Passiamo quindi al doping involontario che si può verificare in diverse condizioni: utilizzando farmaci di libera vendita che contengono sostanze proibite (ad esempio sciroppo o gocce per la tosse o il raffreddore), assumendo farmaci prescritti da medici per curare una patologia senza ottenere la preventiva autorizzazione da parte della commissione antidoping oppure assumendo integratori che contengono componenti illecite ma non dichiarate in etichetta. In casi limite è possibile risultare positivi per disfunzioni ormonali non conosciute.

Infine esiste un doping ricreativo che è quello derivato dal consumo di sostanze stupefacenti senza la reale intenzione di migliorare la prestazione sportiva, in questo caso è più una questione etica.

Commenti in riferimento ai recenti casi di positività nel nuoto Master e all’uso di droghe nello sport?

Innanzi a tutto i controlli vengono disposti dalla Commissione per la vigilanza ed il controllo sul doping e per la tutela della salute nelle attività sportive istituita presso il Ministero della salute e non direttamente dalla FIN come si potrebbe pensare.

Riguardo ai due ragazzi [categoria M30 NdA] trovati positivi al trofeo del circuito Supermaster, si tratta chiaramente di un caso di doping ricreativo. Peraltro la cannabis non migliora la prestazione agonistica nel nuoto ma si trova nell’elenco delle sostanze proibite perchè in alcuni sport “di concentrazione” viene utilizzata per rilassare e ridurre gli stati d’ansia. Così come la cocaina, uno stimolante, può essere utilizzata per aumentare l’aggressività negli sport di combattimento e di contatto come il football americano.

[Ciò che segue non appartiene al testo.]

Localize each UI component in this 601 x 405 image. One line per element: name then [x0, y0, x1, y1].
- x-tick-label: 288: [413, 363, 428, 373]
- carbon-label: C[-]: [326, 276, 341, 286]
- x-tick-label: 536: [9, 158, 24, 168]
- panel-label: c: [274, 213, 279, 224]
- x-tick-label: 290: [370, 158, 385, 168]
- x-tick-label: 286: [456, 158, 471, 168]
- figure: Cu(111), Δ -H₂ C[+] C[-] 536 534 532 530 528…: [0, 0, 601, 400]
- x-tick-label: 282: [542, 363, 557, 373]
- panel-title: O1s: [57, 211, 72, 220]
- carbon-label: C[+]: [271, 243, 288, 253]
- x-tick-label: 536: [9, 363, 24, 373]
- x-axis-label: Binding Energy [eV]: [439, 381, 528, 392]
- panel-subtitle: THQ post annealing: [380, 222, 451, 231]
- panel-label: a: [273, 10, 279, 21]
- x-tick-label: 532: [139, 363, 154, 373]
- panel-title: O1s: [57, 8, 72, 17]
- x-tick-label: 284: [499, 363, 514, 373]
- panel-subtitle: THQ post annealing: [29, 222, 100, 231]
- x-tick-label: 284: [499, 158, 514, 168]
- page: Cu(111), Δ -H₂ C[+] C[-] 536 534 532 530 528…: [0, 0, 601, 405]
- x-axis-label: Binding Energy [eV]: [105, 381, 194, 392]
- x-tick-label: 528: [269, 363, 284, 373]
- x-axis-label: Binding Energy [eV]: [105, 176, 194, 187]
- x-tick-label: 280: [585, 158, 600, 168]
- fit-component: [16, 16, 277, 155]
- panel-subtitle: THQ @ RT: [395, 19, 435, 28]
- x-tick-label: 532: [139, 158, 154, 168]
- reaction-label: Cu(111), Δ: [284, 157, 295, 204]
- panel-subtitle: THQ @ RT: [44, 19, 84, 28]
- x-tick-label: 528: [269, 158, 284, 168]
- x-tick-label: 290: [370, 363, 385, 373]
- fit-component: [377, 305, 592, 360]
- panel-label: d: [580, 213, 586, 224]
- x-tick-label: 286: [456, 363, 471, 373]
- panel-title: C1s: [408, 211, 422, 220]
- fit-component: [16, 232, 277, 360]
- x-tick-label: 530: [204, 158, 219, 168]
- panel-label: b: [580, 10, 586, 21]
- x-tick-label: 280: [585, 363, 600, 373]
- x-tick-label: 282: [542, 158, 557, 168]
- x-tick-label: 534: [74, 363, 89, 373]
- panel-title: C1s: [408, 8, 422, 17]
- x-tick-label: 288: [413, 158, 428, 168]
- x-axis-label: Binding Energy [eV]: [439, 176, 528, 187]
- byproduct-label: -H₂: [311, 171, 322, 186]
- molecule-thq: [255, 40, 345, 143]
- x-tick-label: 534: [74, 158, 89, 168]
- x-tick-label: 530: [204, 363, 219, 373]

Gli atleti professionisti sono seguiti e aiutati da uno staff medico; cosa deve fare invece un Master per essere in regola nel caso assuma sostanze presenti nella lista WADA?

La prima cosa da fare è produrre la certificazione che dimostri che il farmaco in questione viene assunto per curare una patologia; la documentazione, che naturalmente dovrà essere redatta da un medico competente, va quindi allegata alla TUE (Therapeutic Use Exemption), ossia la domanda di esenzione a fini terapeutici. Sulle modalità di presentazione della domanda e dettagli aggiuntivi è possibile consultare la specifica sezione presente sul sito ufficiale della FIN (vedi link a fondo articolo), riguardo infatti alle sostanze illecite non vi è distinzione fra atleti professionisti e master.

Al recente Trofeo Master DDS di Milano sono stati effettuati altri controlli anti-doping, lascia un po’ perplessa la modalità per la quale veniva pre-annunciata la gara selezionata dando così la “possibilità” di sottrarsi al controllo non partecipando alla competizione. Qual è il suo pensiero in proposito?

Probabilmente in una competizione master si devono affrontare le difficoltà di una partecipazione numerosissima con il conseguente caos organizzativo, comunque sarebbe bene che il sorteggio delle gare e della posizione all’arrivo che determina il controllo antidoping non sia a conoscenza degli atleti. Inoltre all’atleta dovrebbe essere immediatamente notificato il controllo appena uscito dall’acqua ed essere seguito da uno chaperon fino all’entrata nella sala antidoping. Anche questa modalità sarebbe di difficile attuazione nei Master dove si gareggia misti e non si conosce l’effettivo vincitore fino al termine della gara e alla pubblicazione della relativa classifica.

Per concludere, master e professionisti “valutati” con lo stesso metro di giudizio: cosa ne pensa?

Gli atleti tesserati per una Federazione o Ente Sportivo CONI di qualsiasi età o livello prestativo sono sottoposti a un unico regolamento internazionale. Naturalmente possiamo attenderci numerose positività in controlli antidoping nel settore master. Alcuni potranno essere conseguenti a doping “voluto”, la maggior parte credo a “doping involontario”, questo può avvenire per scarsa informazione, per assenza dell’assistenza professionale degli atleti di alto livello (le squadre nazionali hanno medici che controllano quasi sempre tutti i farmaci ed integratori assunti dagli atleti), per aumento dell’utilizzo di farmaci che diventano necessari con l’avanzare dell’età (farmaci per l’ipertensione, per il diabete, per la depressione ecc.) e che di per se stessi non escludono l’idoneità sportiva.

Ringraziamo il Dottor Marugo per la disponibilità e per averci reso più accessibile questo delicato argomento.